What formatting settings ? By the way, this business of the 32 GB ceiling is file size, not partition size which is much higher.
No, it's not. FAT32 file size limit is 4 GB, not 32. 32GB is simply the limit any native windows tool allows formatting of FAT32 drives. 3rd party tools go much larger, but the file size limit remains at 4GB for any single file. The 4GB file size limit on FAT32 is one of the reasons MS invented exFAT... (which Tesla doesn't support because...reasons...)

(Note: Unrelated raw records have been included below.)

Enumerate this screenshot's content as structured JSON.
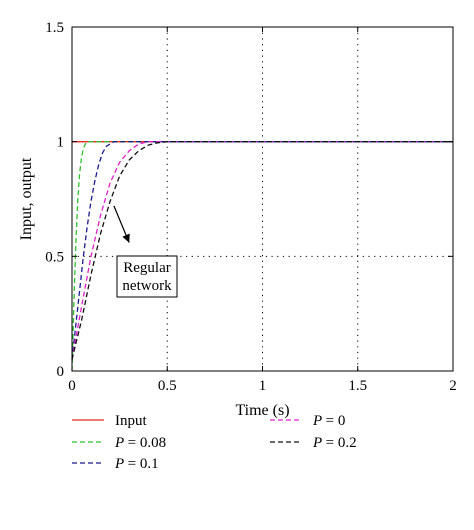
{
  "chart_data": {
    "type": "line",
    "title": "",
    "xlabel": "Time (s)",
    "ylabel": "Input, output",
    "xlim": [
      0,
      2
    ],
    "ylim": [
      0,
      1.5
    ],
    "xticks": [
      {
        "value": 0,
        "label": "0"
      },
      {
        "value": 0.5,
        "label": "0.5"
      },
      {
        "value": 1,
        "label": "1"
      },
      {
        "value": 1.5,
        "label": "1.5"
      },
      {
        "value": 2,
        "label": "2"
      }
    ],
    "yticks": [
      {
        "value": 0,
        "label": "0"
      },
      {
        "value": 0.5,
        "label": "0.5"
      },
      {
        "value": 1,
        "label": "1"
      },
      {
        "value": 1.5,
        "label": "1.5"
      }
    ],
    "grid": "dotted",
    "legend_position": "bottom",
    "series": [
      {
        "name": "Input",
        "var": "",
        "color": "#e8291c",
        "dash": "solid",
        "x": [
          0,
          2
        ],
        "y": [
          1,
          1
        ]
      },
      {
        "name": "= 0.08",
        "var": "P",
        "color": "#2fc12f",
        "dash": "dashed",
        "x": [
          0,
          0.01,
          0.02,
          0.03,
          0.04,
          0.05,
          0.06,
          0.07,
          0.08,
          0.1,
          2
        ],
        "y": [
          0,
          0.3,
          0.55,
          0.74,
          0.86,
          0.93,
          0.97,
          0.99,
          1.0,
          1.0,
          1.0
        ]
      },
      {
        "name": "= 0.1",
        "var": "P",
        "color": "#1a1a8c",
        "dash": "dashed",
        "x": [
          0,
          0.02,
          0.04,
          0.06,
          0.08,
          0.1,
          0.12,
          0.14,
          0.16,
          0.18,
          0.2,
          0.22,
          0.25,
          2
        ],
        "y": [
          0.05,
          0.2,
          0.35,
          0.5,
          0.63,
          0.74,
          0.83,
          0.9,
          0.95,
          0.98,
          0.99,
          1.0,
          1.0,
          1.0
        ]
      },
      {
        "name": "= 0",
        "var": "P",
        "color": "#e020c8",
        "dash": "dashed",
        "x": [
          0,
          0.05,
          0.1,
          0.15,
          0.2,
          0.25,
          0.3,
          0.35,
          0.4,
          0.45,
          2
        ],
        "y": [
          0.05,
          0.28,
          0.5,
          0.68,
          0.82,
          0.91,
          0.96,
          0.99,
          1.0,
          1.0,
          1.0
        ]
      },
      {
        "name": "= 0.2",
        "var": "P",
        "color": "#111111",
        "dash": "dashed",
        "x": [
          0,
          0.05,
          0.1,
          0.15,
          0.2,
          0.25,
          0.3,
          0.35,
          0.4,
          0.45,
          0.5,
          2
        ],
        "y": [
          0.05,
          0.22,
          0.42,
          0.6,
          0.74,
          0.85,
          0.92,
          0.96,
          0.985,
          0.995,
          1.0,
          1.0
        ]
      }
    ],
    "annotations": [
      {
        "lines": [
          "Regular",
          "network"
        ],
        "arrow_from": [
          0.22,
          0.72
        ],
        "arrow_to": [
          0.3,
          0.56
        ]
      }
    ]
  }
}
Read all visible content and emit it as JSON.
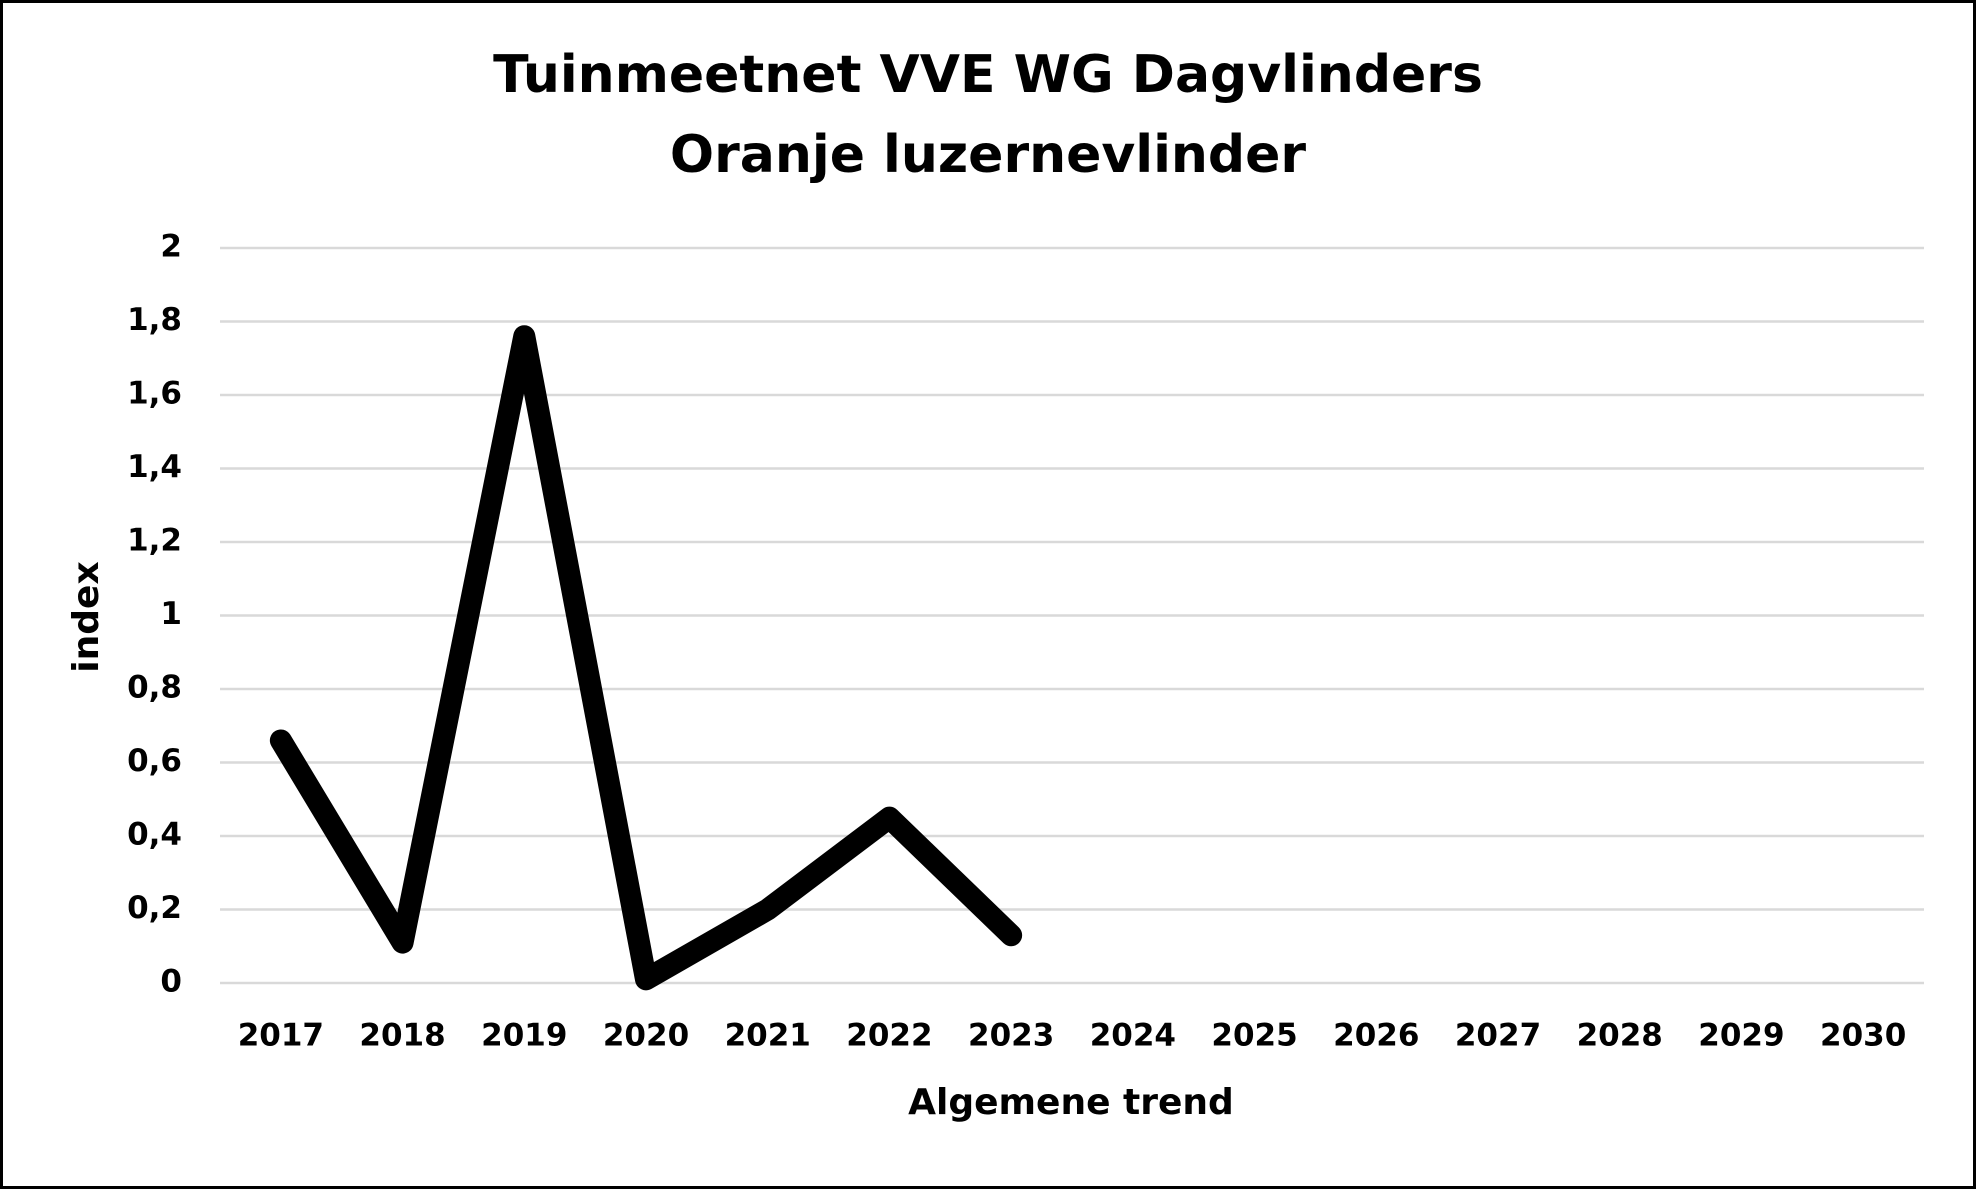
{
  "chart_data": {
    "type": "line",
    "title": "Tuinmeetnet VVE WG Dagvlinders",
    "subtitle": "Oranje luzernevlinder",
    "x_label": "Algemene trend",
    "y_label": "index",
    "categories": [
      "2017",
      "2018",
      "2019",
      "2020",
      "2021",
      "2022",
      "2023",
      "2024",
      "2025",
      "2026",
      "2027",
      "2028",
      "2029",
      "2030"
    ],
    "series": [
      {
        "color": "#000000",
        "values": [
          0.66,
          0.11,
          1.76,
          0.01,
          0.2,
          0.45,
          0.13,
          null,
          null,
          null,
          null,
          null,
          null,
          null
        ]
      }
    ],
    "ylim": [
      0,
      2
    ],
    "yticks": [
      0,
      {
        "value": 0.2,
        "label": "0,2"
      },
      {
        "value": 0.4,
        "label": "0,4"
      },
      {
        "value": 0.6,
        "label": "0,6"
      },
      {
        "value": 0.8,
        "label": "0,8"
      },
      1,
      {
        "value": 1.2,
        "label": "1,2"
      },
      {
        "value": 1.4,
        "label": "1,4"
      },
      {
        "value": 1.6,
        "label": "1,6"
      },
      {
        "value": 1.8,
        "label": "1,8"
      },
      2
    ],
    "grid": true
  }
}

No. If you want to FORMAT a partition on Windows 10 greater than 32GB it will NOT offer FAT32 as a choice only exFAT and NTFS. You can Format partitions greater than 32GB as FAT32 with 3rd party tools on Windows or with Native tools on a Mac.
Can someone who is very technically savvy also give us instructions on how the partition a USB drive into 2 drives, one for the dashcam and one for music, using disk utility on MAC. Someone posted in one of the threads, but I cannot find it anymore. Thank you.
I was able to do it in Windows 10 (Version 1703 with ADK installed.) with the following method for NTFS. Afterwards, I converted both partisions to FAT32.
I found it. In case anyone using MAC OS wants to partition USB drive into 2 drives for for music and Dashcam, couple members described how they use Disk Utility on MAC to create the partitions: V9 - need two USB drives for MP3 play & Cam
Oh man. I guess this answers my question... I'm on a Mac. I formatted to FAT (can't format to FAT32 with the native "Disk Utility." It worked and wrote about 20 files, and the stopped recording. I reformatted, and now it is working again, but I guess not for long. So... now on to finding how to do this. And of course I'm trying to use a 128 GB thumb drive (Tesla DID say to use a big one!).
This says that the Mac formats to FAT32 if the drive is "big enough." You can check 'get info' afterwards to find out what the Mac chose. Perhaps our problem is choosing MBR ? As for using an 128 GB drive: The loop uses ~ 1.8 GB for its hour, so you only have room for ~ 70 hours of saved video. Are you sure that is enough ?!
I'm still just amazed at how cheap memory is these days! Be glad I didn't get 256! . When they turn on all eight cameras and let us record all of them simultaneously, I'll only have like nine hours per camera. Then who's gonna be laughing!? Once we figure out about partitioning, it'll be great to use just one big drive for both my music and vid. We'll see. Thanks for the link and input, Sage!
OK.... what the heck is the problem? My drive HAS been formatted as FAT32. It records 32 1-minute segments, and then will record no more util I reformat and start over. Notice that two of the files do not have a littel preview icon for some reason (one at the top of the list, the other at the bottom). And then there are those *.REC files on the root level. Anybody have a clue? First image is the "info" of my thumb drive showing FAT 32. Next is of the file structure on the drive after it recorded some and then again stopped. (just has an X now instead of the red dot on the camera icon). Help?